Even simple banking data errors can result in holdups. Providing incorrect recipient account numbers, routing funds to closed beneficiary accounts or mismatching numbers and names are just a few potential pitfalls. Payments that don’t go through are then sent back to payees, who could face fees from banks along the payment chain as well as serious settlement delays.
These kinds of industry problems don’t occur often, but they can be extremely inconvenient when they do, according to Manish Kohli, global head of payments and receivables with Citi’s Treasury and Trade Solutions.
“It isn’t an experience we feel is fit for the 21st century,” Kohli said.
Banking error-related pains are more likely to affect complicated cross-border payments across jurisdictions, time zones and languages, he explained, and all consumers and corporations could benefit from fixes to help prevent them.
There might be an end in sight, however. Citi is among 17 banks piloting an API-based solution to alleviate banking error-related delays. The SWIFT offering is designed to pre-validate SWIFT gpi payments, allowing participating senders to confirm beneficiaries’ account information with receivers via API calls and letting them correct any errors before initiating transactions.
PYMNTS recently caught up with Kohli to discuss SWIFT’s pilot solution and how it could remove friction from the banking industry. He also explained how it can lower customers’ payment costs and spare banks the expense of investigating error-related failed payment issues.
Prepping for the pilot
Most of the FIs participating in the pilot are large banks with either global or regional focuses. Kohli said the solution will roll out to smaller banks at a later date.
The program’s first phase would test use cases such as confirming whether beneficiaries’ accounts are open and validating them, thus creating a smoother payments experience and providing certainty that disbursements will be credited as intended. It is slated to launch during the first half of 2019, although the exact date depends upon banks’ preparedness to integrate.
“We expect this will eliminate a large percentage of the current rejects and fails and, as a result, will also reduce the associated interbank investigations and manual processes, taking much of the friction out of the process,” Kohli said.
Citi expects integration with the pre-validation service to be straightforward for the banks already live on SWIFT gpi.

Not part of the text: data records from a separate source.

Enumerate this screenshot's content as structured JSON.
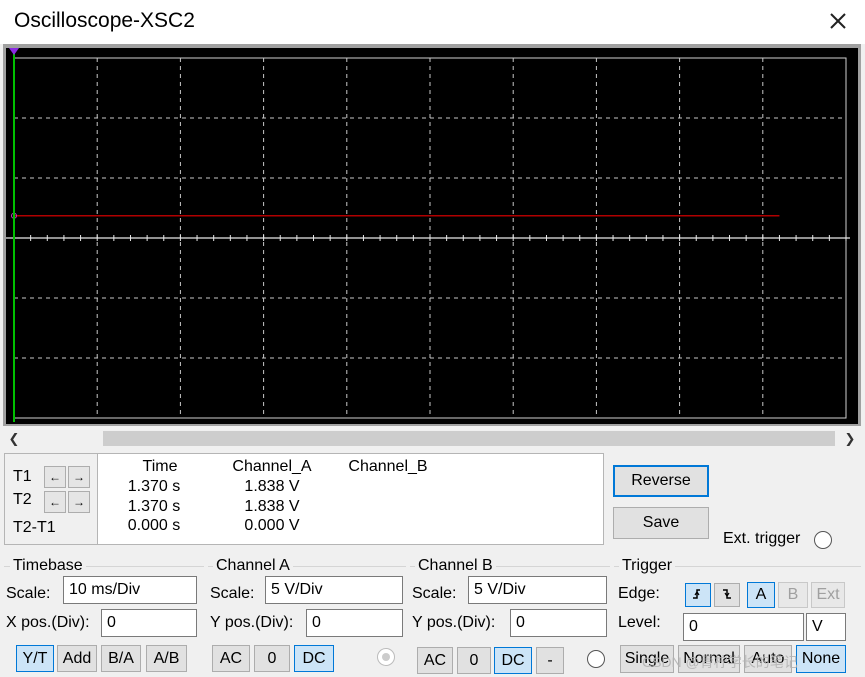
{
  "window": {
    "title": "Oscilloscope-XSC2"
  },
  "chart_data": {
    "type": "line",
    "title": "",
    "grid": true,
    "divisions": {
      "x": 10,
      "y": 6
    },
    "series": [
      {
        "trace": "channel_a",
        "y_div": 0.37,
        "x_start_div": 0.0,
        "x_end_div": 9.2,
        "color": "#b00000"
      }
    ],
    "cursors": [
      {
        "name": "T1",
        "x_div": 0.0,
        "color": "#00c000"
      }
    ]
  },
  "cursor_panel": {
    "t1": "T1",
    "t2": "T2",
    "t2_t1": "T2-T1",
    "left_arrow": "←",
    "right_arrow": "→"
  },
  "readout": {
    "headers": {
      "time": "Time",
      "channel_a": "Channel_A",
      "channel_b": "Channel_B"
    },
    "rows": [
      {
        "time": "1.370 s",
        "channel_a": "1.838 V",
        "channel_b": ""
      },
      {
        "time": "1.370 s",
        "channel_a": "1.838 V",
        "channel_b": ""
      },
      {
        "time": "0.000 s",
        "channel_a": "0.000 V",
        "channel_b": ""
      }
    ]
  },
  "buttons": {
    "reverse": "Reverse",
    "save": "Save"
  },
  "ext_trigger": {
    "label": "Ext. trigger"
  },
  "timebase": {
    "title": "Timebase",
    "scale_label": "Scale:",
    "scale_value": "10 ms/Div",
    "xpos_label": "X pos.(Div):",
    "xpos_value": "0",
    "modes": [
      "Y/T",
      "Add",
      "B/A",
      "A/B"
    ],
    "selected_mode": "Y/T"
  },
  "channel_a": {
    "title": "Channel A",
    "scale_label": "Scale:",
    "scale_value": "5  V/Div",
    "ypos_label": "Y pos.(Div):",
    "ypos_value": "0",
    "coupling": [
      "AC",
      "0",
      "DC"
    ],
    "selected": "DC"
  },
  "channel_b": {
    "title": "Channel B",
    "scale_label": "Scale:",
    "scale_value": "5  V/Div",
    "ypos_label": "Y pos.(Div):",
    "ypos_value": "0",
    "coupling": [
      "AC",
      "0",
      "DC",
      "-"
    ],
    "selected": "DC"
  },
  "trigger": {
    "title": "Trigger",
    "edge_label": "Edge:",
    "edge_rising_icon": "rising-edge-icon",
    "edge_falling_icon": "falling-edge-icon",
    "sources": [
      "A",
      "B",
      "Ext"
    ],
    "selected_source": "A",
    "level_label": "Level:",
    "level_value": "0",
    "level_unit": "V",
    "modes": [
      "Single",
      "Normal",
      "Auto",
      "None"
    ],
    "selected_mode": "None"
  },
  "watermark": "CSDN @青柠学长的笔记"
}
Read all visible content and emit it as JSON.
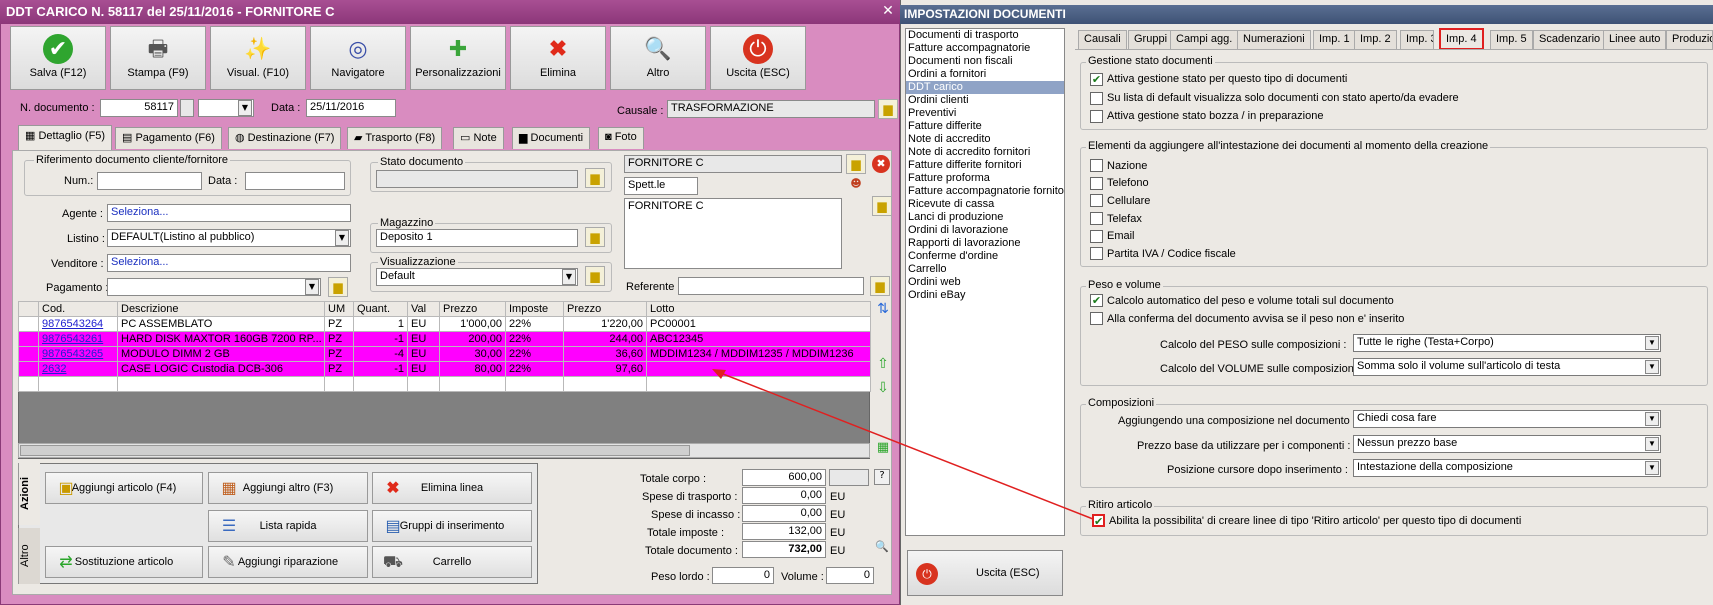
{
  "left": {
    "title": "DDT CARICO N. 58117 del 25/11/2016 - FORNITORE C",
    "close": "✕",
    "toolbar": [
      {
        "label": "Salva (F12)",
        "icon": "check-icon"
      },
      {
        "label": "Stampa (F9)",
        "icon": "printer-icon"
      },
      {
        "label": "Visual. (F10)",
        "icon": "wand-icon"
      },
      {
        "label": "Navigatore",
        "icon": "compass-icon"
      },
      {
        "label": "Personalizzazioni",
        "icon": "puzzle-icon"
      },
      {
        "label": "Elimina",
        "icon": "x-icon"
      },
      {
        "label": "Altro",
        "icon": "magnifier-icon"
      },
      {
        "label": "Uscita (ESC)",
        "icon": "power-icon"
      }
    ],
    "header": {
      "ndoc_label": "N. documento :",
      "ndoc_value": "58117",
      "data_label": "Data :",
      "data_value": "25/11/2016",
      "causale_label": "Causale :",
      "causale_value": "TRASFORMAZIONE"
    },
    "tabs": [
      "Dettaglio (F5)",
      "Pagamento (F6)",
      "Destinazione (F7)",
      "Trasporto (F8)",
      "Note",
      "Documenti",
      "Foto"
    ],
    "rif": {
      "title": "Riferimento documento cliente/fornitore",
      "num_label": "Num.:",
      "data_label": "Data :"
    },
    "agente_label": "Agente :",
    "agente_value": "Seleziona...",
    "listino_label": "Listino :",
    "listino_value": "DEFAULT(Listino al pubblico)",
    "venditore_label": "Venditore :",
    "venditore_value": "Seleziona...",
    "pagamento_label": "Pagamento :",
    "stato_title": "Stato documento",
    "magazzino_title": "Magazzino",
    "magazzino_value": "Deposito 1",
    "visual_title": "Visualizzazione",
    "visual_value": "Default",
    "fornitore_name": "FORNITORE C",
    "spett": "Spett.le",
    "fornitore_addr": "FORNITORE C",
    "referente_label": "Referente :",
    "grid": {
      "headers": [
        "Cod.",
        "Descrizione",
        "UM",
        "Quant.",
        "Val",
        "Prezzo",
        "Imposte",
        "Prezzo",
        "Lotto"
      ],
      "rows": [
        {
          "cod": "9876543264",
          "desc": "PC ASSEMBLATO",
          "um": "PZ",
          "qta": "1",
          "val": "EU",
          "prezzo": "1'000,00",
          "imp": "22%",
          "prezzo2": "1'220,00",
          "lotto": "PC00001",
          "pink": false
        },
        {
          "cod": "9876543261",
          "desc": "HARD DISK MAXTOR 160GB 7200 RP...",
          "um": "PZ",
          "qta": "-1",
          "val": "EU",
          "prezzo": "200,00",
          "imp": "22%",
          "prezzo2": "244,00",
          "lotto": "ABC12345",
          "pink": true
        },
        {
          "cod": "9876543265",
          "desc": "MODULO DIMM 2 GB",
          "um": "PZ",
          "qta": "-4",
          "val": "EU",
          "prezzo": "30,00",
          "imp": "22%",
          "prezzo2": "36,60",
          "lotto": "MDDIM1234 / MDDIM1235 / MDDIM1236",
          "pink": true
        },
        {
          "cod": "2632",
          "desc": "CASE LOGIC Custodia DCB-306",
          "um": "PZ",
          "qta": "-1",
          "val": "EU",
          "prezzo": "80,00",
          "imp": "22%",
          "prezzo2": "97,60",
          "lotto": "",
          "pink": true
        }
      ]
    },
    "azioni_tab": "Azioni",
    "altro_tab": "Altro",
    "actions": [
      {
        "label": "Aggiungi articolo (F4)",
        "icon": "box-add-icon"
      },
      {
        "label": "Aggiungi altro (F3)",
        "icon": "grid-add-icon"
      },
      {
        "label": "Elimina linea",
        "icon": "x-icon"
      },
      {
        "label": "Lista rapida",
        "icon": "list-icon"
      },
      {
        "label": "Gruppi di inserimento",
        "icon": "group-icon"
      },
      {
        "label": "Sostituzione articolo",
        "icon": "swap-icon"
      },
      {
        "label": "Aggiungi riparazione",
        "icon": "wrench-icon"
      },
      {
        "label": "Carrello",
        "icon": "cart-icon"
      }
    ],
    "totals": {
      "corpo_label": "Totale corpo :",
      "corpo": "600,00",
      "trasporto_label": "Spese di trasporto :",
      "trasporto": "0,00",
      "incasso_label": "Spese di incasso :",
      "incasso": "0,00",
      "imposte_label": "Totale imposte :",
      "imposte": "132,00",
      "documento_label": "Totale documento :",
      "documento": "732,00",
      "currency": "EU",
      "peso_label": "Peso lordo :",
      "peso": "0",
      "volume_label": "Volume :",
      "volume": "0"
    }
  },
  "right": {
    "title": "IMPOSTAZIONI DOCUMENTI",
    "list": [
      "Documenti di trasporto",
      "Fatture accompagnatorie",
      "Documenti non fiscali",
      "Ordini a fornitori",
      "DDT carico",
      "Ordini clienti",
      "Preventivi",
      "Fatture differite",
      "Note di accredito",
      "Note di accredito fornitori",
      "Fatture differite fornitori",
      "Fatture proforma",
      "Fatture accompagnatorie fornito",
      "Ricevute di cassa",
      "Lanci di produzione",
      "Ordini di lavorazione",
      "Rapporti di lavorazione",
      "Conferme d'ordine",
      "Carrello",
      "Ordini web",
      "Ordini eBay"
    ],
    "selected_index": 4,
    "tabs": [
      "Causali",
      "Gruppi",
      "Campi agg.",
      "Numerazioni",
      "Imp. 1",
      "Imp. 2",
      "Imp. 3",
      "Imp. 4",
      "Imp. 5",
      "Scadenzario",
      "Linee auto",
      "Produzio"
    ],
    "gestione": {
      "title": "Gestione stato documenti",
      "c1": "Attiva gestione stato per questo tipo di documenti",
      "c2": "Su lista di default visualizza solo documenti con stato aperto/da evadere",
      "c3": "Attiva gestione stato bozza / in preparazione"
    },
    "elementi": {
      "title": "Elementi da aggiungere all'intestazione dei documenti al momento della creazione",
      "items": [
        "Nazione",
        "Telefono",
        "Cellulare",
        "Telefax",
        "Email",
        "Partita IVA / Codice fiscale"
      ]
    },
    "peso": {
      "title": "Peso e volume",
      "c1": "Calcolo automatico del peso e volume totali sul documento",
      "c2": "Alla conferma del documento avvisa se il peso non e' inserito",
      "peso_label": "Calcolo del PESO sulle composizioni :",
      "peso_value": "Tutte le righe (Testa+Corpo)",
      "vol_label": "Calcolo del VOLUME sulle composizioni :",
      "vol_value": "Somma solo il volume sull'articolo di testa"
    },
    "comp": {
      "title": "Composizioni",
      "l1": "Aggiungendo una composizione nel documento :",
      "v1": "Chiedi cosa fare",
      "l2": "Prezzo base da utilizzare per i componenti :",
      "v2": "Nessun prezzo base",
      "l3": "Posizione cursore dopo inserimento :",
      "v3": "Intestazione della composizione"
    },
    "ritiro": {
      "title": "Ritiro articolo",
      "c1": "Abilita la possibilita' di creare linee di tipo 'Ritiro articolo' per questo tipo di documenti"
    },
    "uscita": "Uscita (ESC)"
  },
  "colors": {
    "highlight": "#ff00ff",
    "annotation": "#e02020"
  }
}
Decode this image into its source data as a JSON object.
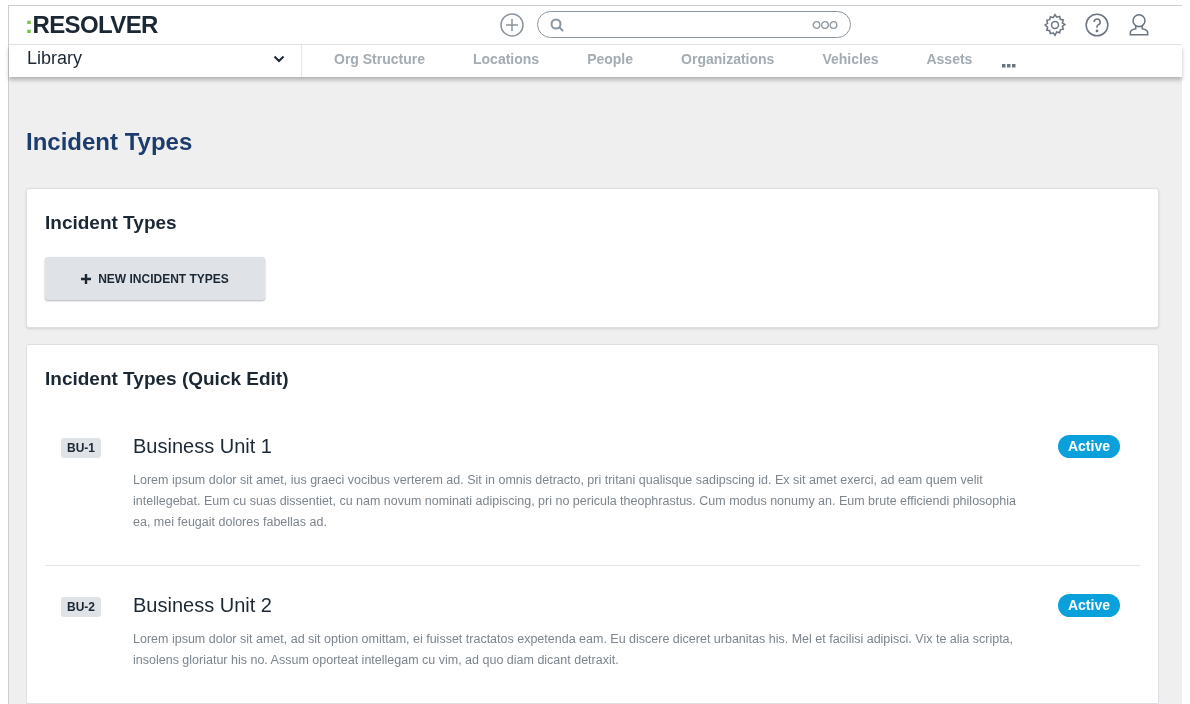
{
  "logo": {
    "mark": ":",
    "name": "RESOLVER"
  },
  "nav": {
    "dropdown": "Library",
    "tabs": [
      {
        "label": "Org Structure",
        "selected": false
      },
      {
        "label": "Locations",
        "selected": false
      },
      {
        "label": "People",
        "selected": false
      },
      {
        "label": "Organizations",
        "selected": false
      },
      {
        "label": "Vehicles",
        "selected": false
      },
      {
        "label": "Assets",
        "selected": false
      }
    ]
  },
  "page_title": "Incident Types",
  "actions_card": {
    "title": "Incident Types",
    "button": "NEW INCIDENT TYPES"
  },
  "list_card": {
    "title": "Incident Types (Quick Edit)",
    "items": [
      {
        "code": "BU-1",
        "name": "Business Unit 1",
        "description": "Lorem ipsum dolor sit amet, ius graeci vocibus verterem ad. Sit in omnis detracto, pri tritani qualisque sadipscing id. Ex sit amet exerci, ad eam quem velit intellegebat. Eum cu suas dissentiet, cu nam novum nominati adipiscing, pri no pericula theophrastus. Cum modus nonumy an. Eum brute efficiendi philosophia ea, mei feugait dolores fabellas ad.",
        "status": "Active"
      },
      {
        "code": "BU-2",
        "name": "Business Unit 2",
        "description": "Lorem ipsum dolor sit amet, ad sit option omittam, ei fuisset tractatos expetenda eam. Eu discere diceret urbanitas his. Mel et facilisi adipisci. Vix te alia scripta, insolens gloriatur his no. Assum oporteat intellegam cu vim, ad quo diam dicant detraxit.",
        "status": "Active"
      }
    ]
  }
}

These FIs can choose how the service is presented to their clients, and Citi intends to provide the solution within its own Citi Payment Insights real-time platform.
The pre-validation solution must be ubiquitous as well as robust if banks are going to get the most out of it, Kohli said. As such, banks of all sizes would need to adjust their technologies to access it.
While he did not expect the technological preparations to be very onerous for banks, Kohli noted that the challenge lies in encouraging already-busy FIs to prioritize adopting the solution.
As pre-validation solutions emerge and spread, they are expected to help alleviate friction and enable FIs to offer more convenient cross-border payments. These goals are critical in today’s hyper-connected digital world.